Cody Gilpin, drinking with Bart Merrigan at the dead end of Patsy’s party, fell off the bar in a stupor and didn’t move. Sam Malley said to Bart, “You don’t leave him here,” and so Bart stood Cody up and walked the wobbly midget to State and Pearl Streets, where they boarded the West Albany trolley for Central and Lexington Avenues, Cody’s stop. But Cody was comatose at Lexington, and Bart the Samaritan sat him on his shoulder when they reached the Watervliet Avenue stop and carried him to his own home, where Bart lived with his mother and maiden aunt, deposited him on the parlor couch, covered him with a blanket, and went to bed. Bart awoke to his mother’s scream and rose from bed to find her hysterical at having found, on her way to the seven o’clock mass, which she had not missed in twenty years, a naked midget asleep on her sofa, snoring, with his little hand clutching his erected little member. Bart, furious with Cody, bundled his clothing and pushed him, and it, out the front door onto the stoop (’What’d I do wrong?” Cody was asking) and was shutting the front door when Roy Osterhout, the beat policeman, seeing the midget emerge onto the stoop naked followed by flying clothing, stopped dead at the vision, trying to understand it, then said to Bart, “You put that whatever it is back in the house, or wherever the hell else it came from.”

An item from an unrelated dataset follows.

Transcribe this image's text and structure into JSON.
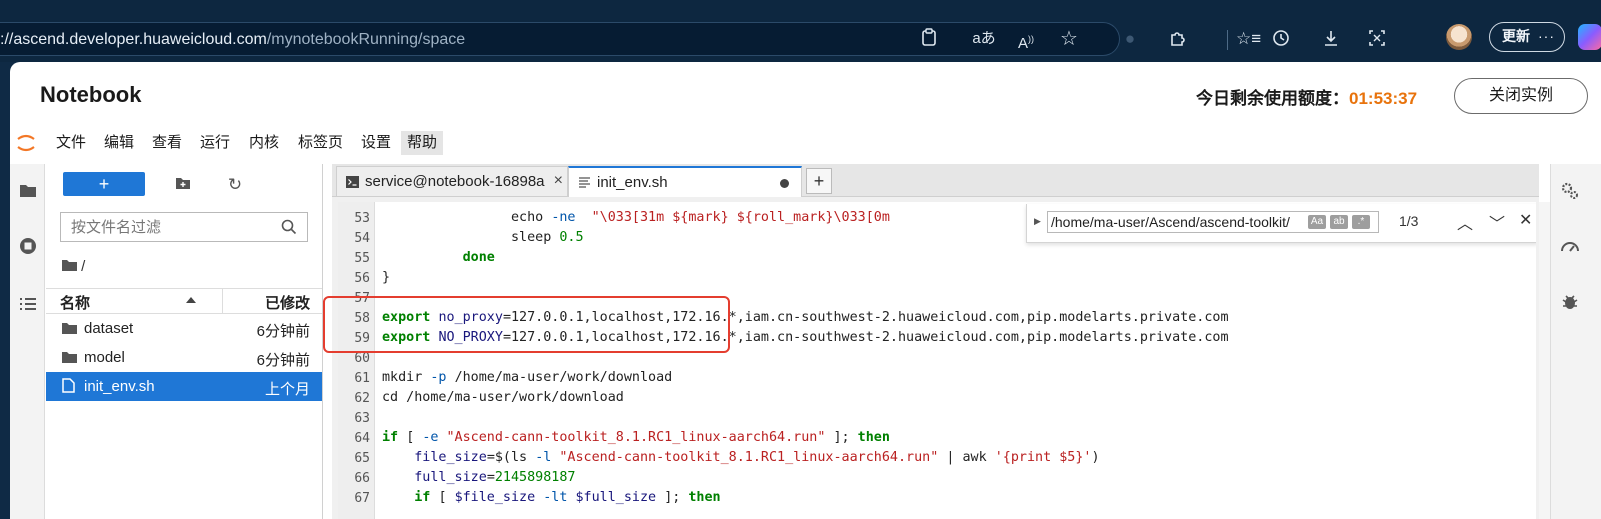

Bart then monitored Cody as he dressed in the parlor, walked him to Central Avenue, put him on the West Albany trolley going east toward Lexington, and thought that that was that for Cody Gilpin forever. But Roscoe, responding to Cody’s request for a small job, talked Patsy, later in the week, into hiring Cody to train his young chickens.

Patsy would, before long, marry Flora Pender, and not Mabel Maloy as he thought he would, in the same way Roscoe married Pamela and not Veronica, and Hattie married Louie and not Roscoe. Roscoe confirmed a rendezvous with Hattie at the Malleys’, her choice of location, on the morning after Patsy’s victory party, when she was tidying up the saloon. Together they re-entered the back room, where she had spread a quilt on the floor, and there the chemise barrier fell away. Hattie and Roscoe would continue the affair for twenty-five years, during which Hattie and Louie would marry, cohabit, and separate; she would thereafter marry her third — Jabez Vogel, an engineer on the Delaware and Hudson — also her fourth — Benny (the) Behr, a veterinarian who brought her puppies to play with — and Floyd, the fifth, all without ever defaulting on her ripening love for Roscoe, who loved her in return. Roscoe watched her build her rooming-house empire, which he would find ways to merge with the work of the McCall political machine, in which he had become a key player. Neither he nor Hattie made demands of the other, only affirming from time to time that their love still waxed strong, and that neither of them cared to do without it.

First it was 1921, then 1923, and so on, a serious decade for the development of power, money, eminence, the high life, major trouble, and love, just the beginning.